Wenn wir so im positiven Sinne für die Sache des Herrn Eifersucht besitzen, so ist das etwas anderes, als wären wir in unserem eigenen Interesse eifersüchtig. Sehr wenige werden in der Sache des Herrn zu eifersüchtig und schießen über das Ziel hinaus. Dennoch ist es gut, wenn wir auch in seiner Sache unsere Worte, unser Tun usw. genau beobachten und abwägen. Während wir einerseits sehr eifersüchtig sein sollten, so müssen wir doch ganz sicher sein, daß es nicht aus Eigennutz geschieht.
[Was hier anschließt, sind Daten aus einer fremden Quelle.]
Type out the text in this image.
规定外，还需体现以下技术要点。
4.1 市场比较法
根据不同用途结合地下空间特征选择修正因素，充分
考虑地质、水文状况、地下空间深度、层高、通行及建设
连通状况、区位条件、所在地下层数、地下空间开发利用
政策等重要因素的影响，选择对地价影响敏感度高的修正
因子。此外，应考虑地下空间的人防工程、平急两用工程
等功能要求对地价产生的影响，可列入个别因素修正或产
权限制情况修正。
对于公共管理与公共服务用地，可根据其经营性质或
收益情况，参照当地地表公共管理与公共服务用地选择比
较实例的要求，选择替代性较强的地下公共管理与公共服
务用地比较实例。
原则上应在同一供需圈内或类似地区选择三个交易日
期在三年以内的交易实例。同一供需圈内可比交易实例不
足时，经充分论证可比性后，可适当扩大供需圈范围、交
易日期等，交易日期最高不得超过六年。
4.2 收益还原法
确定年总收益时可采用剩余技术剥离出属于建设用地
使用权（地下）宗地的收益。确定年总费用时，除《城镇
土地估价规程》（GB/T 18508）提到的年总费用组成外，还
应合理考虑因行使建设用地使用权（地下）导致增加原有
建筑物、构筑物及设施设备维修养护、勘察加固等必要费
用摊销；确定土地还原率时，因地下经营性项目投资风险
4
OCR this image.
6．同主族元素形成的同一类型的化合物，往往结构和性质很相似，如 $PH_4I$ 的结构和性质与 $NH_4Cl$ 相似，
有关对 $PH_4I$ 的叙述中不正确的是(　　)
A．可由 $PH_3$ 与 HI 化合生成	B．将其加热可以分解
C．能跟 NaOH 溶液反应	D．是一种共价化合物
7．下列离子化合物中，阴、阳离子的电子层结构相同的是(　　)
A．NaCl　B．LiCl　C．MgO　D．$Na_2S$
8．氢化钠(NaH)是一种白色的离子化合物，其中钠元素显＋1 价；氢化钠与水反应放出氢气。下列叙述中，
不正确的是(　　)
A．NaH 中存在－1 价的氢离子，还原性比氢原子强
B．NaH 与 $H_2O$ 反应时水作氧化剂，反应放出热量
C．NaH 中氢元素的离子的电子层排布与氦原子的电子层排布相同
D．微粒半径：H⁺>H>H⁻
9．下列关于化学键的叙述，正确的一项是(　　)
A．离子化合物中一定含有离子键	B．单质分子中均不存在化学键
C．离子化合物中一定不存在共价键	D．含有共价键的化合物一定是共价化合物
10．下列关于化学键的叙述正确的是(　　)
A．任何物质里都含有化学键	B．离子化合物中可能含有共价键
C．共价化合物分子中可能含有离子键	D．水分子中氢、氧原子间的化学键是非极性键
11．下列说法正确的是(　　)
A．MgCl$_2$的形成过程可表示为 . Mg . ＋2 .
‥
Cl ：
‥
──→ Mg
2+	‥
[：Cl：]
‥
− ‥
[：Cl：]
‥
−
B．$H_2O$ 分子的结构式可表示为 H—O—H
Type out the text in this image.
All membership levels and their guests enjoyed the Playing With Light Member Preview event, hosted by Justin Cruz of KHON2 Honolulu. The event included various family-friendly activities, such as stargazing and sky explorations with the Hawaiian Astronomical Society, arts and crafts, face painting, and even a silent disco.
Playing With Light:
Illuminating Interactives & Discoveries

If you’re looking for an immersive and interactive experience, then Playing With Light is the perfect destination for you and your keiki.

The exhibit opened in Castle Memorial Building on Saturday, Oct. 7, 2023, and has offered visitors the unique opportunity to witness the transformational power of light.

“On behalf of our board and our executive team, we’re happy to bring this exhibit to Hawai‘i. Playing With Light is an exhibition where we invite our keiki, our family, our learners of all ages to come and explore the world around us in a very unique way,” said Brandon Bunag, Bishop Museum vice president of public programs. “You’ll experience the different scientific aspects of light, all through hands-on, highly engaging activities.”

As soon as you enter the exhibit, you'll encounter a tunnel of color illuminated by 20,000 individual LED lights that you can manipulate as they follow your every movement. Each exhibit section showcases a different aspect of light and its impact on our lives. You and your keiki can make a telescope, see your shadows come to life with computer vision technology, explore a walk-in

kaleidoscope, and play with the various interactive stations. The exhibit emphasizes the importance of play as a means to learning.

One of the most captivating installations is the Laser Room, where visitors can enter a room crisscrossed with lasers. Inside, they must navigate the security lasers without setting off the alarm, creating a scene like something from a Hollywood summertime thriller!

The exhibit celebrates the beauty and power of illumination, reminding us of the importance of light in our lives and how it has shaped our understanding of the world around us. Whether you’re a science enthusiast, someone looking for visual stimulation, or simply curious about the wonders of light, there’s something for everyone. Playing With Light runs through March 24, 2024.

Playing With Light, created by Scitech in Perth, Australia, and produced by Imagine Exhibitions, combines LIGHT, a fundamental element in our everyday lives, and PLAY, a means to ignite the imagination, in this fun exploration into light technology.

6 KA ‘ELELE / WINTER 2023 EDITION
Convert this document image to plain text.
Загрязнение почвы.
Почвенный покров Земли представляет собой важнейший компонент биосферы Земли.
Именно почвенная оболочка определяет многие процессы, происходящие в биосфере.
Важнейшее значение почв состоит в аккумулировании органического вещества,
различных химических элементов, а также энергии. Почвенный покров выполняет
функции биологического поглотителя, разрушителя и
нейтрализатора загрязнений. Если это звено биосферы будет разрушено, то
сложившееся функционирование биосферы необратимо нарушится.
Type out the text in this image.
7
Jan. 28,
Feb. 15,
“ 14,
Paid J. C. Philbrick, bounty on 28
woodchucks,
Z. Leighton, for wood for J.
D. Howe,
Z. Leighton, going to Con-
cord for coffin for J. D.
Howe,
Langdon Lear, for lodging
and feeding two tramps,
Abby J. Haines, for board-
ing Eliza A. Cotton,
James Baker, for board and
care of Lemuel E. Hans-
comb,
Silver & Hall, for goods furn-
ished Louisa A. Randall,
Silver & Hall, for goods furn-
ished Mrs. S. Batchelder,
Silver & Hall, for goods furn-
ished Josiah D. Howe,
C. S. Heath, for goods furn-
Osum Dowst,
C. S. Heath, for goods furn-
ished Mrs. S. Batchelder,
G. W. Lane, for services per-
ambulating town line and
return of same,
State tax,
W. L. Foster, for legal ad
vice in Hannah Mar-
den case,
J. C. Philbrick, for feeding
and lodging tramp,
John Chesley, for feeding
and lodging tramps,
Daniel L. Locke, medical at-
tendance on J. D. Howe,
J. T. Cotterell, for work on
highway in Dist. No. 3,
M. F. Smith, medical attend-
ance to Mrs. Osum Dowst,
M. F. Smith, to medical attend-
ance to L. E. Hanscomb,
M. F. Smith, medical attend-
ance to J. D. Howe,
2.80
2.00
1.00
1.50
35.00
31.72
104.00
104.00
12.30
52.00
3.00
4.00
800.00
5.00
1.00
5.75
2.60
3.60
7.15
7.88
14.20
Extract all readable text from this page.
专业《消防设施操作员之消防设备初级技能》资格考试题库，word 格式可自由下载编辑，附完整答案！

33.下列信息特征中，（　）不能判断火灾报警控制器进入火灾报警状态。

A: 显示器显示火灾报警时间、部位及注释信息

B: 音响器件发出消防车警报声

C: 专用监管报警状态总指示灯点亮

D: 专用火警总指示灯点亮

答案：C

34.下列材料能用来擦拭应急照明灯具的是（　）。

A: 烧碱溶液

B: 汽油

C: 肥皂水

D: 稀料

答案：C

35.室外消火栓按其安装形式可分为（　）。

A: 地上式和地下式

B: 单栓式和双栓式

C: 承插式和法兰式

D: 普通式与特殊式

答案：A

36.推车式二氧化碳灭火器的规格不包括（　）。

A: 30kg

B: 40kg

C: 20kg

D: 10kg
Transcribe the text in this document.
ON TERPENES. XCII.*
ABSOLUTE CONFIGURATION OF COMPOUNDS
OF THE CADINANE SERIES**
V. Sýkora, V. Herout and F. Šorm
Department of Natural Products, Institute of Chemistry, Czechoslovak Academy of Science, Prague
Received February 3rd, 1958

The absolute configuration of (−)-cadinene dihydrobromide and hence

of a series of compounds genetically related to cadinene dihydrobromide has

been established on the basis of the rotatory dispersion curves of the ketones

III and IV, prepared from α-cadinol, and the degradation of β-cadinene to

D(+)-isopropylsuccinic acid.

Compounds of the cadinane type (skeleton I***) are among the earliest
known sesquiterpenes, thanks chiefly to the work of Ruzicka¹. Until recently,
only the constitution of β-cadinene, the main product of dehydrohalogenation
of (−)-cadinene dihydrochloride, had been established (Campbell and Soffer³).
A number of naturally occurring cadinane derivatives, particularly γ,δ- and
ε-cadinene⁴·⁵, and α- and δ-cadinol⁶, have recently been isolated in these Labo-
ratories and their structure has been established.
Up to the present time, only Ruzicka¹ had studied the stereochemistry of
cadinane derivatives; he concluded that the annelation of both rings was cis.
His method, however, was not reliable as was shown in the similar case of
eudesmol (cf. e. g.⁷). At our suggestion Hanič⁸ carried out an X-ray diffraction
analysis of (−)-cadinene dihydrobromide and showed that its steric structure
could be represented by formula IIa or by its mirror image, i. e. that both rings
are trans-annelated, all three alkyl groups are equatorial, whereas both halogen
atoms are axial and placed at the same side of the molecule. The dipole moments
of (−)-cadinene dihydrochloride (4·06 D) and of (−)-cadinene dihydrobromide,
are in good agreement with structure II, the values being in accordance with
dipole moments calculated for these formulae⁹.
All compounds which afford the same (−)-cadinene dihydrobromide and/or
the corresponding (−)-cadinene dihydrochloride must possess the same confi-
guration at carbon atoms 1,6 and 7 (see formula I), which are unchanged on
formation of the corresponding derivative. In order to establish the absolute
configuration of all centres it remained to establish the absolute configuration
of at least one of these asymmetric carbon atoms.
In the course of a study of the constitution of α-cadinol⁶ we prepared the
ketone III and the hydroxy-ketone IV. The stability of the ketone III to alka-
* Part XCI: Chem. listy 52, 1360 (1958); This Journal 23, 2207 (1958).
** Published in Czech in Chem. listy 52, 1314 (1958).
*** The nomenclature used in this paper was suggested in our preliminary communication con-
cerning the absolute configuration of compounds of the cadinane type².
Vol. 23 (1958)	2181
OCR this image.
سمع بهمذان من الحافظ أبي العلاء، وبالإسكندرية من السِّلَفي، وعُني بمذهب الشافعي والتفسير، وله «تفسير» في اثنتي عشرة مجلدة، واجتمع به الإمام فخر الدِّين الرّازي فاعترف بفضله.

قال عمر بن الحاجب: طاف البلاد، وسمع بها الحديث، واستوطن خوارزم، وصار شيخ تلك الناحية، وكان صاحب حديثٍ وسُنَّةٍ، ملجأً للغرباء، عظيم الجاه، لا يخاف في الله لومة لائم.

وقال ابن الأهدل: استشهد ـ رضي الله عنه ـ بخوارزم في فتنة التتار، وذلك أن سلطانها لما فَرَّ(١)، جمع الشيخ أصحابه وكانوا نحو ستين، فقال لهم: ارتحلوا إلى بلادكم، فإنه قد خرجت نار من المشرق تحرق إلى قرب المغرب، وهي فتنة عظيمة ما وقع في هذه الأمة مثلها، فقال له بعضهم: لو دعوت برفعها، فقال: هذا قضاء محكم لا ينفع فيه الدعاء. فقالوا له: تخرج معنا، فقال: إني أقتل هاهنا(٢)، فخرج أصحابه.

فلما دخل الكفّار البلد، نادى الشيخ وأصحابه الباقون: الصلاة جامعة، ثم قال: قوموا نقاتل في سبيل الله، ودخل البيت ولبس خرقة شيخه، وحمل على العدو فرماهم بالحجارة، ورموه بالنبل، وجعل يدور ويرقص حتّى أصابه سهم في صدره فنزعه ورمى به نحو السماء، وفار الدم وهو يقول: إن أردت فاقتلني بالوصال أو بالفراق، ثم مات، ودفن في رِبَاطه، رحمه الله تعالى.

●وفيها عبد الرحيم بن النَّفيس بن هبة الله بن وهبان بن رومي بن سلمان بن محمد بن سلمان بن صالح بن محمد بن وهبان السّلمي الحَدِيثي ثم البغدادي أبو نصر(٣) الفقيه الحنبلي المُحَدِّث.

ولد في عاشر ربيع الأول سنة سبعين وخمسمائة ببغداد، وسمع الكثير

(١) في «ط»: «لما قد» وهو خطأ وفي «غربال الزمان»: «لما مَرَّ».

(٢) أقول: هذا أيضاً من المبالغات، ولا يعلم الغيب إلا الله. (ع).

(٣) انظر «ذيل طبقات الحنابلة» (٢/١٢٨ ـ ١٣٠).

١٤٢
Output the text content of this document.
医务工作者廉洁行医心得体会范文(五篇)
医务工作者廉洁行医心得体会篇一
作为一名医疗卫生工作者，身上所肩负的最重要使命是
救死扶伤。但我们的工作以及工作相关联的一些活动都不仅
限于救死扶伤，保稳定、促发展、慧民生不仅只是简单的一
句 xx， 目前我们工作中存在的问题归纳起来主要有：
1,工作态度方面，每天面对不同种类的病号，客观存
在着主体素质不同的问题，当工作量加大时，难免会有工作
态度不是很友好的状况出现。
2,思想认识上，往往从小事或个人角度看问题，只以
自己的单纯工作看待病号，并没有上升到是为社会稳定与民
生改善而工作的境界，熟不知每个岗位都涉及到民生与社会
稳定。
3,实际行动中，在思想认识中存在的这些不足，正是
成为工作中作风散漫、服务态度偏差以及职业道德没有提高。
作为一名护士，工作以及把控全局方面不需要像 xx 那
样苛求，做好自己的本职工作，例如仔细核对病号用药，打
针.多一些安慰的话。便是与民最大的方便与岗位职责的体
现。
Wir sollten uns fragen, ob wir uns nicht etwa „in Sachen mischen”, die uns nichts angehen. Auch sollten wir uns fragen, ob es vielleicht eine Sache wäre, die die Ältesten angeht, und ob es nicht vielleicht unsere Pflicht sei, zu den Ältesten zu gehen. Für die Sache des Herrn und das Werk des Herrn sollten wir alle sehr viel Eifersucht besitzen. Wir sollten dabei jedoch Vorsicht walten lassen und darauf achten, daß es nicht die bittere Variante ist, von der in unserem Text die Rede ist. Anders ausgedrückt sollten wir aufpassen und sicherstellen, daß es keine Eifersucht auf jemand anderen ist, sondern eine Eifersucht für den anderen, für seine Interessen und für sein bestes Wohl-ergehen.